ETI released a podcast about the paper that can be found here.
The Department of Defense (DoD) is tasked with fielding military systems that meet America’s national security needs. To do so, it constantly strives to strike a balance between fielding new capabilities while upgrading existing ones to provide the military with improved performance to keep pace with changing threats, or to integrate innovations generated by the private sector. However, the current state of defense microelectronics poses a significant challenge to modernizing defense systems efficiently in terms of cost, schedule, and distance from the microelectronics state of the practice on a variety of performance metrics.
Such modernization upgrades must enhance mission capabilities, which may involve leveraging advanced microelectronics to reduce size, weight, and power (SWAP) while simultaneously boosting computational performance and speed. Effectively managing national security risks, tackling supply chain complexities, and addressing manufacturing and workforce requirements are all essential components of this endeavor. Achieving success necessitates close collaboration among various stakeholders within the DoD, scientific, and technological communities (including universities and federal research organizations), the defense industrial base, and the global commercial microelectronics sector.
To address these issues, the National Defense Industrial Association's (NDIA) Emerging Technologies Institute (ETI) convened a workshop on microelectronics modernization and conducted a series of research activities in support of this report.
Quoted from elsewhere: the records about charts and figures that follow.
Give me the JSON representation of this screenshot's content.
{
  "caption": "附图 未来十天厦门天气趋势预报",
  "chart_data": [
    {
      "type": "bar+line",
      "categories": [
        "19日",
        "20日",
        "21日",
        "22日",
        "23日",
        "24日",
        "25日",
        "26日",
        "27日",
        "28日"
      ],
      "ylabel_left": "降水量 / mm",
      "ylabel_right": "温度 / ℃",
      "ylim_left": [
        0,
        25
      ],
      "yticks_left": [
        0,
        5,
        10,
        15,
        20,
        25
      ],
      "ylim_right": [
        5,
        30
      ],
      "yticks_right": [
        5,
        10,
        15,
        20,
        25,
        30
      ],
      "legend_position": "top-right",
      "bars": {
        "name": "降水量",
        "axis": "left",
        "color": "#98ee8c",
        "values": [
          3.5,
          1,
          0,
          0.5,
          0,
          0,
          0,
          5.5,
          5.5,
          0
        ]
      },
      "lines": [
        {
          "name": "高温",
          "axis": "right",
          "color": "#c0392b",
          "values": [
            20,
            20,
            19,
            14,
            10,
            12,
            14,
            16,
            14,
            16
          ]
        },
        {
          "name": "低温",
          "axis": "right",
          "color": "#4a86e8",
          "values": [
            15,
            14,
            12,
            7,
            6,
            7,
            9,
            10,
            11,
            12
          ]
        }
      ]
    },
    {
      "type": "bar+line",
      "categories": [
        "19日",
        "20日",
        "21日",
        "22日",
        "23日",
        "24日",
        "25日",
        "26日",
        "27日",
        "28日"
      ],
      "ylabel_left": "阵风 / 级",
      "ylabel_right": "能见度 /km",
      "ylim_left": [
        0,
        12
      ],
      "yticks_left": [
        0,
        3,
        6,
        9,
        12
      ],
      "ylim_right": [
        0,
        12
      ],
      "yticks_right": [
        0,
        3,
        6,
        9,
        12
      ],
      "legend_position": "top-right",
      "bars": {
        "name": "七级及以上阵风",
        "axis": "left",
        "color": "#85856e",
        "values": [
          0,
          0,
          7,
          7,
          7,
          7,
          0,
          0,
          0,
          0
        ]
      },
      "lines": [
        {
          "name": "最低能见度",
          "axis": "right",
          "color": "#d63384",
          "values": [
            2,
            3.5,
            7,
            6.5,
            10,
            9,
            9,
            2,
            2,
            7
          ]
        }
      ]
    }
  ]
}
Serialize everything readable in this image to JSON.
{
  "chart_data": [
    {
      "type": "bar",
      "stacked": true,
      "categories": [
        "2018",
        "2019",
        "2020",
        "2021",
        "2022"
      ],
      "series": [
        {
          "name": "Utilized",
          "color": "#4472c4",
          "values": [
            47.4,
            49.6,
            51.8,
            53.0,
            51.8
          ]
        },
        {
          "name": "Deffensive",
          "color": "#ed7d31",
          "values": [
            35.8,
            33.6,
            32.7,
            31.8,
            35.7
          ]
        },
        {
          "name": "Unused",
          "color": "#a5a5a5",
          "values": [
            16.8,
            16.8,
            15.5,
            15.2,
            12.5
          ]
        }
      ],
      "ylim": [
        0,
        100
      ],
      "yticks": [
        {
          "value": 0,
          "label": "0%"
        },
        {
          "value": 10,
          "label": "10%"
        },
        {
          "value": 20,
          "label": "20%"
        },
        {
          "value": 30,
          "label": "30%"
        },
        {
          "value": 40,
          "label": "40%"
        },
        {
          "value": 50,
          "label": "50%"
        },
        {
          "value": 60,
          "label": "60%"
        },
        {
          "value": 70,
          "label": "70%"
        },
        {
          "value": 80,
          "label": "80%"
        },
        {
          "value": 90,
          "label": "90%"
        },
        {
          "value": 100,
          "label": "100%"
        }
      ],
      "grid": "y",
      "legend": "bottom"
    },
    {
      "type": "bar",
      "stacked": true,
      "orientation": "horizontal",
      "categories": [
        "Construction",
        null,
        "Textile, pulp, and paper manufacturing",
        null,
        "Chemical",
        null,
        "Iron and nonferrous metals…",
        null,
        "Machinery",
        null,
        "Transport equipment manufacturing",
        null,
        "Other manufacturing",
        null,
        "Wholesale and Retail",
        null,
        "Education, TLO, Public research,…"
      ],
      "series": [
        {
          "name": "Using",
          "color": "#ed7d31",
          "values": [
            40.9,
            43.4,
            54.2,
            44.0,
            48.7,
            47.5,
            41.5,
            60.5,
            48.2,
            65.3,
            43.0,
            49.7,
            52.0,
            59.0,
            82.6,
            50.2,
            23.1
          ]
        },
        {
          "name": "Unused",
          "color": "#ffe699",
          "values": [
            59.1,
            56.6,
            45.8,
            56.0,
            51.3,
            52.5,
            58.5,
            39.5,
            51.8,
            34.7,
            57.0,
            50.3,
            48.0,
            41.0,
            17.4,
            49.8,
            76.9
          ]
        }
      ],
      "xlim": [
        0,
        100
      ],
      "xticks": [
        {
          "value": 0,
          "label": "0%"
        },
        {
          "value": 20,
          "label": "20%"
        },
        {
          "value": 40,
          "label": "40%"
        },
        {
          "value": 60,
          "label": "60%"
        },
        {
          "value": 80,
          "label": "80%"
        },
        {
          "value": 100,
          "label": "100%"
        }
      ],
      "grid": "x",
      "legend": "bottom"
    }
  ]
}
ETI conducted interviews with a host of subject matter experts with backgrounds ranging from a lifetime of service at the DoD, to commercial microelectronics industry veterans, to defense industrial base engineers and business executives.
ETI hopes that this report’s findings and recommendations foster a robust and constructive dialogue among stakeholders across the defense industrial base, the commercial microelectronics industry, academia, and the Department of Defense.